人事SaaS「jinjer」がenigma payとAPI連携、人事給与のシステム接続進む
ネオキャリアは2019年11月13日、人事向けSaaS「jinjer(ジンジャー)」と、給与前払いサービス「enigma pay」のAPI連携を開始した。jinjer上の従業員データをenigma payへ自動連携でき、給与支払い業務の負荷を軽減する。
人手不足が続く中、従業員の確保は経営を圧迫する課題となっている。とくに非正社員が多い飲食業界は深刻だ。帝国データバンクが2019年4月に実施した「人手不足に対する企業の動向調査」によると、非正規社員が「不足」していると回答した飲食企業は78.6%にのぼる。
人材確保手段の一つとして職場環境整備ニーズが高まっており、とりわけ、福利厚生の充実が注目されている。給与前払い制度もその一つ。勤怠実績に基づく給与を給料日を待たず受け取れるもので、貯蓄の少ない若年層からのニーズが高い。5月には伊藤忠商事も事業参入を発表、大手も注目している。
enigma payは、企業と従業員の間に入り、従業員からの申請を受けて企業へ振り込みを依頼、口座入金までを自動で行う。給与前払いを行うためには、従業員データや勤怠情報との照合、給与計算、支払総額の厳密な管理などを行わなくてはならず業務負荷が高い。これを、各勤怠管理システムおよび給与計算システムと連携し、可能にしている。
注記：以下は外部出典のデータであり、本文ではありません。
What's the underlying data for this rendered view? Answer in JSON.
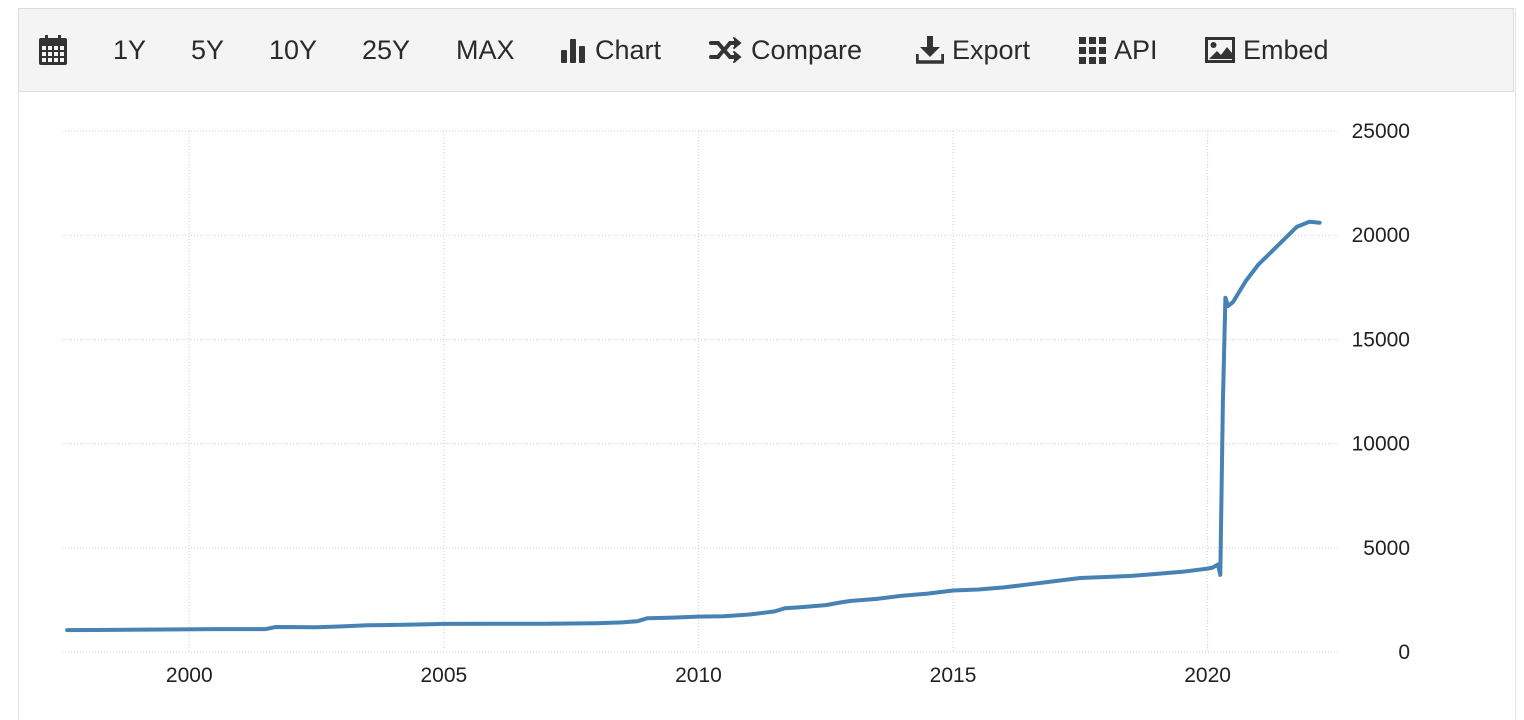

同じく11月13日、Donutsは「ジョブカン勤怠管理」と、給与即日払いサービス「Payme(ペイミー)」とのAPI連携を発表。これまでは勤怠データをCSVで出力したうえでPaymeへ取り込む必要があったが、API連携により、データ取り込みと前払い可能金額の計算をワンクリックで実施できるようになった。
これら人事領域で展開するサービスは「HRテック」と総称され、急激に成長している。SaaS市場で活発なバリューチェーン拡大もとりわけHR領域で活況だ。たとえば労務管理システムの「SmartHR」は、採用管理や給与計算、勤怠管理、人事評価管理の各サービスとAPI連携し、周辺領域をカバーしている。
総務省がまとめた「平成30年版通信利用動向調査」では、クラウドの利用企業の割合は6割近くにのぼる(2018年、n=2,119)。具体的に利用サービスの内訳をみると、「給与、財務会計、人事」(31.8%)は前年から 5.3 ポイント上昇と増加幅が大きい。1社あたりの利用サービス数が増えれば、当然、データをスムーズに接続できた方が便利。システム連携の動きは続きそうだ。